MangoMan wrote:I Shrugged wrote:
I would love to be in a walkable place with stores and restaurants nearby and such. My kids have lived in big city residential neighborhoods, so I've seen it. It's cool, but it's expensive, crowded, and there is a lot more crime than in the suburbs. People have voted with their SUVs and wallets. They want a biggish house on 1/4 acre, with room for their pool and all the kids' stuff, in a safe area with good schools, and easy access to the interstate highway. The horse left the barn. The ship has sailed. The genie is out of the bottle.
^this
In fact people DO vote with their wallets to live in walkable areas--that's why they are so expensive, as you rightly point out. It's simply a market signal that there's an undersupply problem.
The expense and frequent crime problems faced by residents of these neighborhoods are primarily by-products of poor government policies. Allow the supply to increase and most of the problems vanish.
"big city residential neighborhood" is the wrong model to visualize. I don't particularly like living there, either. But, as I have written before, it is absolutely possible to have
a walkable low-crime neighborhood full of single-family homes and good schools. I know because I live in such a place! I have half an acre and live in a single-family house, yet I can easily walk to two supermarkets, three banks, two pharmacies, a park, more than a dozen restaurants, two hardware stores, and a whole bunch of other interesting and useful places. It is lovely, but the walkability was mostly by accident. The place was clearly designed for cars, not people, because you need to cross an 8-land state highway to get there--something I'm always willing to do but that my wife subconsciously avoids, especially when she's bringing the kids (Nathan Lewis has written extensively about female aversion to the dangers of traffic as a pedestrian
here). As a result, she was driving the half-mile from the commercial center to home when
three weeks ago she was hit by a car while making a left turn onto the state highway that runs through the commercial district. Nobody was hurt, but our car was totaled, destroying thousands of dollars worth of value and hundreds of pounds of precious natural resources.
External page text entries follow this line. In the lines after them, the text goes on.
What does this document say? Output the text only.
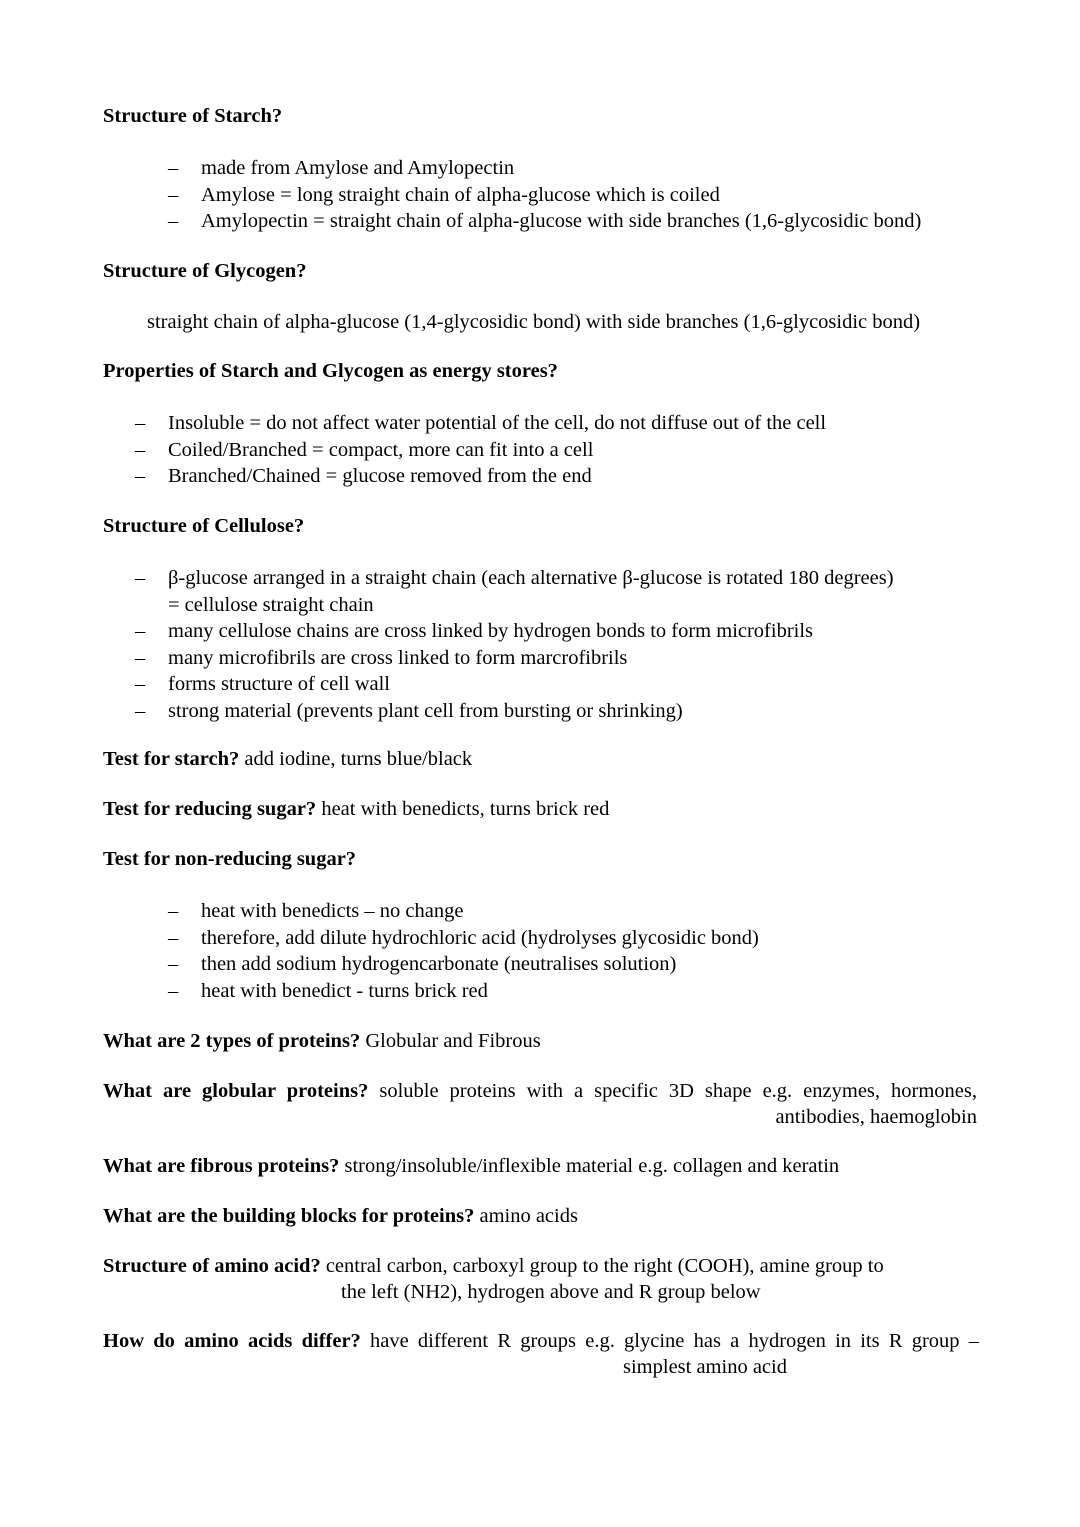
Structure of Starch?
– made from Amylose and Amylopectin
– Amylose = long straight chain of alpha-glucose which is coiled
– Amylopectin = straight chain of alpha-glucose with side branches (1,6-glycosidic bond)
Structure of Glycogen?
straight chain of alpha-glucose (1,4-glycosidic bond) with side branches (1,6-glycosidic bond)
Properties of Starch and Glycogen as energy stores?
– Insoluble = do not affect water potential of the cell, do not diffuse out of the cell
– Coiled/Branched = compact, more can fit into a cell
– Branched/Chained = glucose removed from the end
Structure of Cellulose?
– β-glucose arranged in a straight chain (each alternative β-glucose is rotated 180 degrees)
= cellulose straight chain
– many cellulose chains are cross linked by hydrogen bonds to form microfibrils
– many microfibrils are cross linked to form marcrofibrils
– forms structure of cell wall
– strong material (prevents plant cell from bursting or shrinking)
Test for starch? add iodine, turns blue/black
Test for reducing sugar? heat with benedicts, turns brick red
Test for non-reducing sugar?
– heat with benedicts – no change
– therefore, add dilute hydrochloric acid (hydrolyses glycosidic bond)
– then add sodium hydrogencarbonate (neutralises solution)
– heat with benedict - turns brick red
What are 2 types of proteins? Globular and Fibrous
What are globular proteins? soluble proteins with a specific 3D shape e.g. enzymes, hormones,
antibodies, haemoglobin
What are fibrous proteins? strong/insoluble/inflexible material e.g. collagen and keratin
What are the building blocks for proteins? amino acids
Structure of amino acid? central carbon, carboxyl group to the right (COOH), amine group to
the left (NH2), hydrogen above and R group below
How do amino acids differ? have different R groups e.g. glycine has a hydrogen in its R group –
simplest amino acid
It's a simple failure of city planning and urban design--both government policies. There is absolutely no reason for an 8-land state highway to bisect a commercial district and separate most of it from nearby residential neighborhoods. It should run around the periphery, if it has to be there at all. It's bad for pedestrians: the roaring traffic makes them nervous. It's bad for motorists: slow local traffic merging onto fast highway traffic without onramps (no room) is a dangerous mix. And it's bad for businesses: there's no protection from the traffic; out-of-control cars can and do crash into buildings and the diminished pedestrian traffic depresses sales.
These are purely government-created problems. Americans don't prefer state highways to run through our downtowns. That's just the way a defective city planning board did things decades ago and now we're stuck with it because change is scary. But we already have a cultural pattern for walkable, conservative, low-crime towns with good schools and still enough room to spread out with modest single-family homes: the "main street" model of yore. It's not some weird experiment. It's simply returning to a model that worked for hundreds of years, with a few tweaks: scale back zoning, optimize the streets for pedestrians instead of vehicles (back then it was carriages, today it's cars), and focus on revenue-positive development.